Logstash has a fingerprint filter that can generate a hash of some string and Elasticsearch has a fingerprint processor that does the same thing.

But keep in mind thaty ou cannot search for the value befure you execute the fingerprint, only by the hash created.

For example, if you have this:

fieldName: unencrypted value, after you run the fingerprint filter or processor you can have fieldName: random-hash.

You cannot search fieldName for unencrypted value, but you can search using random-hash.

Debasis_Mallick · June 12, 2024, 6:31am

Thanks @leandrojmp for response.
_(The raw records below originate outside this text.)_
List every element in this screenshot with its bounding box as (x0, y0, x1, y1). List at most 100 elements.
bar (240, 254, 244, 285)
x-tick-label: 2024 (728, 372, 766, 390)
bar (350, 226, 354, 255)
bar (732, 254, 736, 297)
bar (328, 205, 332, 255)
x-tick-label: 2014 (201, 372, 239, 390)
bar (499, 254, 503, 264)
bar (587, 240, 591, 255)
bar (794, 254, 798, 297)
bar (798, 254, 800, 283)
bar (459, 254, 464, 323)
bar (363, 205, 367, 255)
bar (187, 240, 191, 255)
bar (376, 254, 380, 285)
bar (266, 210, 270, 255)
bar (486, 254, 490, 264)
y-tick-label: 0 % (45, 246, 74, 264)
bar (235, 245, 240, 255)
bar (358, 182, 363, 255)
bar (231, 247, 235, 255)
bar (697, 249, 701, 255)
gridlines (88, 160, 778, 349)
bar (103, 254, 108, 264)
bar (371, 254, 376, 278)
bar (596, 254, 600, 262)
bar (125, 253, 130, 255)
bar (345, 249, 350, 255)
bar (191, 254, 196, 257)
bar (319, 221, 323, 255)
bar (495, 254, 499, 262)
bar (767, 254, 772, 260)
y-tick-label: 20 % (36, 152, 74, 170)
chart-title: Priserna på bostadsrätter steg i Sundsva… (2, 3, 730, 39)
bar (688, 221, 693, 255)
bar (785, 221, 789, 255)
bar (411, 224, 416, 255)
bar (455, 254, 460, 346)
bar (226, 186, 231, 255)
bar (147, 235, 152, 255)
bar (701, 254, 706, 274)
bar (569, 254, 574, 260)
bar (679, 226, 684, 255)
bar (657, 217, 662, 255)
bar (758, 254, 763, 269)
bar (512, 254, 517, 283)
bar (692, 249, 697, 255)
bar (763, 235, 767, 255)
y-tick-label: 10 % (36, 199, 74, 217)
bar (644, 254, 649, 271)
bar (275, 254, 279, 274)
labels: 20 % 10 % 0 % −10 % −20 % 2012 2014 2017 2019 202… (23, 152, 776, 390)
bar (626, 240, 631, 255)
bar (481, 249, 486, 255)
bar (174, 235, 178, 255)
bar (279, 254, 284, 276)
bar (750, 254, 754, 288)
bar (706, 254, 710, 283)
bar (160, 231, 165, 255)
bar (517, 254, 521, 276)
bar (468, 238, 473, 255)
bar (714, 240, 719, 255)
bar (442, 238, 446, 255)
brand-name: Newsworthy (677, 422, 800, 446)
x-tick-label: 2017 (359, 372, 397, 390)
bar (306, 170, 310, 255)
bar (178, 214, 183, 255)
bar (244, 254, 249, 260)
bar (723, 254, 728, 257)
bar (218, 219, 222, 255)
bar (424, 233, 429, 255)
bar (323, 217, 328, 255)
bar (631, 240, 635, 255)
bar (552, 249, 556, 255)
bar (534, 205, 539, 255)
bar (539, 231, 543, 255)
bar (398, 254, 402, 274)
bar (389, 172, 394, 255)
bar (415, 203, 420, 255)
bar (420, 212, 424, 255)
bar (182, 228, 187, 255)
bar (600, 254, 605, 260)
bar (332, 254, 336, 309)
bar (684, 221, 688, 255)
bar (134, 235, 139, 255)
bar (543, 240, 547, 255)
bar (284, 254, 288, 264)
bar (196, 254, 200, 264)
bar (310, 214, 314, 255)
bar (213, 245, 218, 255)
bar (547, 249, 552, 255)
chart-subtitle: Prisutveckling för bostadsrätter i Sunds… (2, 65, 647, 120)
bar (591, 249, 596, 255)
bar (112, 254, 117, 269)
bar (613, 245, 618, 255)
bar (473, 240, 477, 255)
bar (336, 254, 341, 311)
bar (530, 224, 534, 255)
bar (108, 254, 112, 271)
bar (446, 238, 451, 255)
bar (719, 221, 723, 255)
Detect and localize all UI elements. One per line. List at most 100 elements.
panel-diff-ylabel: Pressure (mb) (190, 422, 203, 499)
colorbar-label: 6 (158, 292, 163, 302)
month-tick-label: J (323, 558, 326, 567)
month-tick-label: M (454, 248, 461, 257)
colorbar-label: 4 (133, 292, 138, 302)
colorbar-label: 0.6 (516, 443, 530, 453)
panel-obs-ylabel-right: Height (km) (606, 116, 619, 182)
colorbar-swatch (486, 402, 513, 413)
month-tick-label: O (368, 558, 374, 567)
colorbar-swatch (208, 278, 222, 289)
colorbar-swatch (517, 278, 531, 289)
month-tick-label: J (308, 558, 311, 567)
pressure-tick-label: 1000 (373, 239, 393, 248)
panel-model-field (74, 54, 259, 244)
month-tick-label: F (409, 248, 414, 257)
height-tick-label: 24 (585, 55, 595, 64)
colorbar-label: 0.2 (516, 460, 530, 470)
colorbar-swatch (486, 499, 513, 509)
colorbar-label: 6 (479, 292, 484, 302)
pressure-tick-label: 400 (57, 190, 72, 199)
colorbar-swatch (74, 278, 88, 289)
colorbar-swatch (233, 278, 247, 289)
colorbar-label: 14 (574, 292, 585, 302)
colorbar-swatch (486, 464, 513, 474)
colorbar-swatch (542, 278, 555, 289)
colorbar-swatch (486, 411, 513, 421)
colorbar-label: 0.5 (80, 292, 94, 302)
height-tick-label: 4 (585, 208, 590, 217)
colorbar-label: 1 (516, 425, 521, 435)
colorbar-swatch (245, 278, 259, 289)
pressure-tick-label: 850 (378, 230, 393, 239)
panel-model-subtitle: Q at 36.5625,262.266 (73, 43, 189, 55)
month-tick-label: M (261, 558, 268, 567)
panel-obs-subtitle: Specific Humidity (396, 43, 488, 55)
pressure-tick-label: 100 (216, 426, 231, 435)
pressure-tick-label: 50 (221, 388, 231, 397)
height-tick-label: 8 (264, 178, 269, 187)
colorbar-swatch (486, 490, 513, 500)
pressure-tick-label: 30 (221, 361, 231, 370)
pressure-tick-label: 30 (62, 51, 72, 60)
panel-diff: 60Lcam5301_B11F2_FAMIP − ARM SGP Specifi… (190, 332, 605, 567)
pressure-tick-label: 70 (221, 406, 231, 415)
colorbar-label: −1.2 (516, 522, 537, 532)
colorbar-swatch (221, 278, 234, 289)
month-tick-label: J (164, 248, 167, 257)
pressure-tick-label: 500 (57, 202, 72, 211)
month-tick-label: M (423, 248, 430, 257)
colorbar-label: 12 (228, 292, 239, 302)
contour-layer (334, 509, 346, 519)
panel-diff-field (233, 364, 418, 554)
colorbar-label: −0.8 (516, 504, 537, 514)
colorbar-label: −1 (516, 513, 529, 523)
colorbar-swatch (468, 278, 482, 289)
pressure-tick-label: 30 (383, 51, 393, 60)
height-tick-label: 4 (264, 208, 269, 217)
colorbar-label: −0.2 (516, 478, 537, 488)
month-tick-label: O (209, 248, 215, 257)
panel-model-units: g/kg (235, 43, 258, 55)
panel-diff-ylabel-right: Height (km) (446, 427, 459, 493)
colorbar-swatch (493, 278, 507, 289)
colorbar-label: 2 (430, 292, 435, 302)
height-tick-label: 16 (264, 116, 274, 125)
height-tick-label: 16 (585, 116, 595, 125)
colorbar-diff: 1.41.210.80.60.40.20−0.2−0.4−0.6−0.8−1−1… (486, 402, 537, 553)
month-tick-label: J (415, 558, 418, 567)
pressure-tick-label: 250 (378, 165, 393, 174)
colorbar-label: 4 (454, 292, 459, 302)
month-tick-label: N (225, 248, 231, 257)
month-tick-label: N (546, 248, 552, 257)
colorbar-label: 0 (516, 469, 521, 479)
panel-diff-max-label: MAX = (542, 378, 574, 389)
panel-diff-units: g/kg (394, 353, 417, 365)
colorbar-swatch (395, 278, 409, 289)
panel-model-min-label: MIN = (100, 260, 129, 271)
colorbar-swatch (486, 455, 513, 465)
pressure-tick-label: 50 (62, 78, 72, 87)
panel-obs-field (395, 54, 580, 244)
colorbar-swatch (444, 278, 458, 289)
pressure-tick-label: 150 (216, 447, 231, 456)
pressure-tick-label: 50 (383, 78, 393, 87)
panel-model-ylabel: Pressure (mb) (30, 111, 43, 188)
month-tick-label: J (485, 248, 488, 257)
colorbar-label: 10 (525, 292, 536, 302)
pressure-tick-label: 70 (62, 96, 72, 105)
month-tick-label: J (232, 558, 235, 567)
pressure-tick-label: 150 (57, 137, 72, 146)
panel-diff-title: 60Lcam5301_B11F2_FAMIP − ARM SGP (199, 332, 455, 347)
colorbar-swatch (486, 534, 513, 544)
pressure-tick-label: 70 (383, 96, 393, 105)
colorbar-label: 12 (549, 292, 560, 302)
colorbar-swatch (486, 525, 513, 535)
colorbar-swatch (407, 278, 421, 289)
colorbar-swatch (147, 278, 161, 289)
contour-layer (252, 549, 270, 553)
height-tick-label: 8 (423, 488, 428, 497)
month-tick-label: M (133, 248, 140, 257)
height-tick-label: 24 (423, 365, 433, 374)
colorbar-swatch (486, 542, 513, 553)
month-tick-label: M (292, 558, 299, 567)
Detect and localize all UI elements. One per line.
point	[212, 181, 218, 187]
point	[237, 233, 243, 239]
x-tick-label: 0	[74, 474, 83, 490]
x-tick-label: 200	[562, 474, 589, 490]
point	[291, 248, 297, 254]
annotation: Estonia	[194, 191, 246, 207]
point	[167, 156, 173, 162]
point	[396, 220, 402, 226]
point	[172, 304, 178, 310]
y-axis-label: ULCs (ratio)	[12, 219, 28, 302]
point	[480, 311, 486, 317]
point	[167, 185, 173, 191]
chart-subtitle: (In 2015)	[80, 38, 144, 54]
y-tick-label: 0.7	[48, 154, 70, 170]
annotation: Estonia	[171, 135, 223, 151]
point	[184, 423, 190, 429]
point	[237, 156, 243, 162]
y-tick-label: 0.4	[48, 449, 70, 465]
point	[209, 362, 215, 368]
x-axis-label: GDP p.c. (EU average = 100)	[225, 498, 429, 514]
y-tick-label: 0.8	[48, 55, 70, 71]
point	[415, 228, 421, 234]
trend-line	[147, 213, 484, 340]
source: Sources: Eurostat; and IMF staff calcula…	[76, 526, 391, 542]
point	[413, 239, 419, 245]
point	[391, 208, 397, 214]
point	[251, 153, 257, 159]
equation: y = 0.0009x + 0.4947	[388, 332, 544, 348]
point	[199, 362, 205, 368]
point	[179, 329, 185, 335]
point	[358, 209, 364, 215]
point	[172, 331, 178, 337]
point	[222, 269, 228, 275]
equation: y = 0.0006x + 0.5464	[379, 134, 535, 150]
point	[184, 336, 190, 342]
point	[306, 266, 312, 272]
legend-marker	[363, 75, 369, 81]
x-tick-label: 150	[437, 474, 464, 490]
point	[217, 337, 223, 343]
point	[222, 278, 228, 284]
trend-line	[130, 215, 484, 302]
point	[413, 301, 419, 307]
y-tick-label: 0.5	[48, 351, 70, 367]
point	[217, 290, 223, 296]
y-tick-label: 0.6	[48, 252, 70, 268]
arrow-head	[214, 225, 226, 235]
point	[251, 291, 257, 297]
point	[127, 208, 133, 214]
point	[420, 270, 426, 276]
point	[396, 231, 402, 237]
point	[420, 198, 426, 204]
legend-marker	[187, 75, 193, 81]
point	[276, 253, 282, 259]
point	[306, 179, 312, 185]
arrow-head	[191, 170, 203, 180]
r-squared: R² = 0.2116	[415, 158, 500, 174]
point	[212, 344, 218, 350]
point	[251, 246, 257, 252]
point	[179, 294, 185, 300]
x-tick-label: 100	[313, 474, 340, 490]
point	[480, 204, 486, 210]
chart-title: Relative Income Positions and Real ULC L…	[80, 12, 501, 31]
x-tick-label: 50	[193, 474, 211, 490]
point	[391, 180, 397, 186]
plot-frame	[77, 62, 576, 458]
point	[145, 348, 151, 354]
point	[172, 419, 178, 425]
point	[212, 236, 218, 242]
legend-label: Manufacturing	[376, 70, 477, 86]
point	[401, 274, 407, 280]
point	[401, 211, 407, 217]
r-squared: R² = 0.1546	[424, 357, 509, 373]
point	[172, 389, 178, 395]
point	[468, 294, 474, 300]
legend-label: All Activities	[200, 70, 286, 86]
As you mentioned user need to search on random-hash value but how the end user or application will know the hash value of the actual value which is send by the customer.

Christian_Dahlqvist · June 12, 2024, 8:05am

The application will need to hash the search term using the same algorithm used when it was indexed. Naturally this will only work for exact matches, although you can make it case insensitive by lowercasing before both indexing and querying

leandrojmp · June 12, 2024, 11:54am

You would need to do something like Christian mentioned, you will need to create the has of the entire value and search for it, it only works for exact matches.

For example, if you have a field named sensitive_message that needs to be encrypted and this field has this value The quick brown fox jumps over the lazy dog, you will create a hash of the entire string, and will only be able to search by the hash.

As mentioned:

But keep in mind that you cannot search for the value before you execute the fingerprint, only by the hash created.

Which I mean is, if you generated a hash for a field, you cannot search on the uncrypted value, only the hash.

Debasis_Mallick · June 25, 2024, 6:29am

@leandrojmp Could you please share any blog reference, how to use fingerprint processor in filebeat.
I tried search in google did not find any blog reference how to use in file beat.

Thanks,
Debasis

leandrojmp · June 25, 2024, 12:54pm

I do not know any blog post about it.

But have you checked the documentation here?

You also have a fingerprint processor that can be used in an ingest pipeline in Elasticsearch, it is pretty similar and the documentation is here.

Christian_Dahlqvist · June 25, 2024, 12:59pm

Although the fingerprint processor will replace fields with hashed values, remember that you will need to be able to exactly replicate this hash calculation in your application code if you want to be able to search of any of these hash values.